Theology, on its part, does not tell us who the first man was: theologians do not need to ask for clarifications to anthropologists, which define the homo as utensil manufacturer. Man as described by theologians might have had a more recent appearance than the man in zoological terms, and his story may begin when men started to communicate through an advanced phonetic system, or even when man initiated to use complex logic-and-conceptual categories (this is a topic that was not addressed even by Teilhard de Chardin).
It is however undoubted that, starting from a specific moment, man showed signals of access to a world that was hidden to his senses. I will not deal, on this occasion, with the issue of the deceptive access that occurs during dreams, when the living and the dead appear to us and when it is possible for those events, that we fear or desire the most – and which we never witnessed when awake – to happen.
For 300.000 years, men have taken care of their dead.
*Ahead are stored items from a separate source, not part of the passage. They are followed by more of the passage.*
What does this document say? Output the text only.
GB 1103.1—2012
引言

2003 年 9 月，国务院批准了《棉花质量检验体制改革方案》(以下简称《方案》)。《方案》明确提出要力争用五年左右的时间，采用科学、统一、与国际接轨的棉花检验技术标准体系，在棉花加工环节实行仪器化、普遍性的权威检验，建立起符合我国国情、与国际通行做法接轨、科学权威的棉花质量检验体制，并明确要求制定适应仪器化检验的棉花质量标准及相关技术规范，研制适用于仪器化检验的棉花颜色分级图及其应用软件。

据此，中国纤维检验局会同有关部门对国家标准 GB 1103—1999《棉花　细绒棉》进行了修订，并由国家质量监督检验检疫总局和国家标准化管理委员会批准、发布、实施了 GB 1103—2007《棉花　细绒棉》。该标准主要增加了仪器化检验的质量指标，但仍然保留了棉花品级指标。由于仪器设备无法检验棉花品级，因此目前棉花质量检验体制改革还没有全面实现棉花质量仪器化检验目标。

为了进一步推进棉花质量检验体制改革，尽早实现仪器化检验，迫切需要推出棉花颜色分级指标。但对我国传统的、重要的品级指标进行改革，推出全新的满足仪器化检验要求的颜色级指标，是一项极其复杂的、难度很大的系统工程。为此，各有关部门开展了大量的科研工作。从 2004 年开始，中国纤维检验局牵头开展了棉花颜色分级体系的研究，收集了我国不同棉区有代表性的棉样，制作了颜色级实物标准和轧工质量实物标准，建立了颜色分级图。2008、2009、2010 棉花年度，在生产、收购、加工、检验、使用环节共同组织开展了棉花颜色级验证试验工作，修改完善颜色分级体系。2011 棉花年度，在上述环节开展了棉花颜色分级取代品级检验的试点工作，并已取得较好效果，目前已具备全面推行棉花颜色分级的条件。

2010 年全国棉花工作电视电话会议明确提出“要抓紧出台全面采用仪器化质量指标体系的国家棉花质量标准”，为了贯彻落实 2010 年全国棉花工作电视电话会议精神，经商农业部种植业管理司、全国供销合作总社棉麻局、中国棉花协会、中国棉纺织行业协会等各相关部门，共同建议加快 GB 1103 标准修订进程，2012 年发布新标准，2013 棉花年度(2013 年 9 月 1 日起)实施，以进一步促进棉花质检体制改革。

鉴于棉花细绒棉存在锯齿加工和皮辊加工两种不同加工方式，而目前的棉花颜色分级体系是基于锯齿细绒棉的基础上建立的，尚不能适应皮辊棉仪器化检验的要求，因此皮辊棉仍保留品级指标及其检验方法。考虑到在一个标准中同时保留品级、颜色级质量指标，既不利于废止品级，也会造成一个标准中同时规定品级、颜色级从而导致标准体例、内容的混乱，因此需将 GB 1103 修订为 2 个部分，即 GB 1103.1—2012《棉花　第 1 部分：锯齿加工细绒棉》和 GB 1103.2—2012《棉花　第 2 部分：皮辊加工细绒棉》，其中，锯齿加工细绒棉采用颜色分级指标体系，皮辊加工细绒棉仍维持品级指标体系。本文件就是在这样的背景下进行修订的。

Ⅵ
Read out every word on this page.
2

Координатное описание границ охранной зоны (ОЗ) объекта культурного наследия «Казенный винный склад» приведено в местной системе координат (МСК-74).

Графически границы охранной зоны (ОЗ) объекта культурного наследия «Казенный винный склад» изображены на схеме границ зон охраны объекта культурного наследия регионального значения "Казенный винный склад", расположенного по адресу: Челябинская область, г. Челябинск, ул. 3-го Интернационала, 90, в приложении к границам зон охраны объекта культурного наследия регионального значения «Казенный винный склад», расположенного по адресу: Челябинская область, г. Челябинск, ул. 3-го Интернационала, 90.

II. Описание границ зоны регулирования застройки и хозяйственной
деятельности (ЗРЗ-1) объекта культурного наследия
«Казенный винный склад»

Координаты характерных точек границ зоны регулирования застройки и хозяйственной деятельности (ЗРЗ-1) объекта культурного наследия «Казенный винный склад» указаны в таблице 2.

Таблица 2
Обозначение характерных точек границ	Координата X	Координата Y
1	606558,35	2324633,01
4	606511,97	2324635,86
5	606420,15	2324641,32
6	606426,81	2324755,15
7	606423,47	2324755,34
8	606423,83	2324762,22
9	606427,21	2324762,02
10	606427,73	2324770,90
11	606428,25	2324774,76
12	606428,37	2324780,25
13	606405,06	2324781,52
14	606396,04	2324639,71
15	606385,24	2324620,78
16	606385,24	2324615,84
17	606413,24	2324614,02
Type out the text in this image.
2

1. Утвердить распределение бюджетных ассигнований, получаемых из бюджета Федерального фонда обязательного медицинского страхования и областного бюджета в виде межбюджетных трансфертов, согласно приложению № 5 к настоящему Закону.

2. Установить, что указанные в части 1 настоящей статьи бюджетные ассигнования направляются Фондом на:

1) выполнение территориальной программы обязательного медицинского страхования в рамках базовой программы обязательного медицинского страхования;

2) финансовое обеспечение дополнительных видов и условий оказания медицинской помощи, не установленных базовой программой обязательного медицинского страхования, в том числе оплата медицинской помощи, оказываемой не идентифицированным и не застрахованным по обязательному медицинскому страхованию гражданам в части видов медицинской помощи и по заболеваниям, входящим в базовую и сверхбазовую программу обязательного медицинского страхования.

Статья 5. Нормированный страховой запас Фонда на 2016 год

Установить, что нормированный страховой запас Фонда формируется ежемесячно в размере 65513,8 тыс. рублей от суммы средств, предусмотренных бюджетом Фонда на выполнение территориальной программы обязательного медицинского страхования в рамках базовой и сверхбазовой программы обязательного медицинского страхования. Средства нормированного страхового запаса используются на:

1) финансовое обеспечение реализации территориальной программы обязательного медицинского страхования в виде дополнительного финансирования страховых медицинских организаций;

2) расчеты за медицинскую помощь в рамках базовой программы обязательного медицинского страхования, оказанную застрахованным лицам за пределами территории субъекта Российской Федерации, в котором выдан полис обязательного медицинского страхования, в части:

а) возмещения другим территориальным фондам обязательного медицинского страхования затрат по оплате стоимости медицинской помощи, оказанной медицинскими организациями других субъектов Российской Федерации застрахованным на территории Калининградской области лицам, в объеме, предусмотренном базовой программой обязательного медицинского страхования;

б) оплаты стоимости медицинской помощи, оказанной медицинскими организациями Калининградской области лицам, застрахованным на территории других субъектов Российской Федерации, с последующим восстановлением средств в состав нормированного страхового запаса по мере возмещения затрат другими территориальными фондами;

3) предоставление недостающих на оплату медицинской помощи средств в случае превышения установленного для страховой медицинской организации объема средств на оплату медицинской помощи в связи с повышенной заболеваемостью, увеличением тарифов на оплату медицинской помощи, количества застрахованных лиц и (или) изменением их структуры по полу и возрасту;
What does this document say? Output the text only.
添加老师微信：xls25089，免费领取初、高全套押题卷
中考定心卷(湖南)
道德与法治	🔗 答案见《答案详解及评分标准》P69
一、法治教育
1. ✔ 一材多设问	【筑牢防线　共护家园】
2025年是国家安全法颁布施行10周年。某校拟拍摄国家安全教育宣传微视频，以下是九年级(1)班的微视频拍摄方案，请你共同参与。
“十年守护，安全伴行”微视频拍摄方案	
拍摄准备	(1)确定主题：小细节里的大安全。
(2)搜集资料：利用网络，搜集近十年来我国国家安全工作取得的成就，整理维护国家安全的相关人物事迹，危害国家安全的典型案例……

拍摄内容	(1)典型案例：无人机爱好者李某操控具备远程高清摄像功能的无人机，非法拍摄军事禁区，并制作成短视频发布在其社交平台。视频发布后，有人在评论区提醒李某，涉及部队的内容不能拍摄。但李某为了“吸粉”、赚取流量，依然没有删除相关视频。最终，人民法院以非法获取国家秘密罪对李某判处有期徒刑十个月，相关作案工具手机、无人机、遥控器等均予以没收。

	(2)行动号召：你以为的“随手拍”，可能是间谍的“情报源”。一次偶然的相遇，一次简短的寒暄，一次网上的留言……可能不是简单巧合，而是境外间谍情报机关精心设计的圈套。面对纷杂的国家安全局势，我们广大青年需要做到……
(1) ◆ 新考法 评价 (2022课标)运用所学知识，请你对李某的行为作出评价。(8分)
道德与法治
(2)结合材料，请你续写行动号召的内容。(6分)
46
Is that a sign? Most importantly, men have performed visual arts for 35.000 years at least: from 35.000 to 10.000 B.C. Cro-Magnons disseminated in Europe – in particular, France and Spain – parietal paintings of exceptional importance and beauty (Lascaux Caves, Pech Merle, Niaux, Trois Frères, Mas d’Azil, Altamira, etc.) and significant sculptures. Important paintings and graffiti may be also found in the Sahara desert, and elsewhere.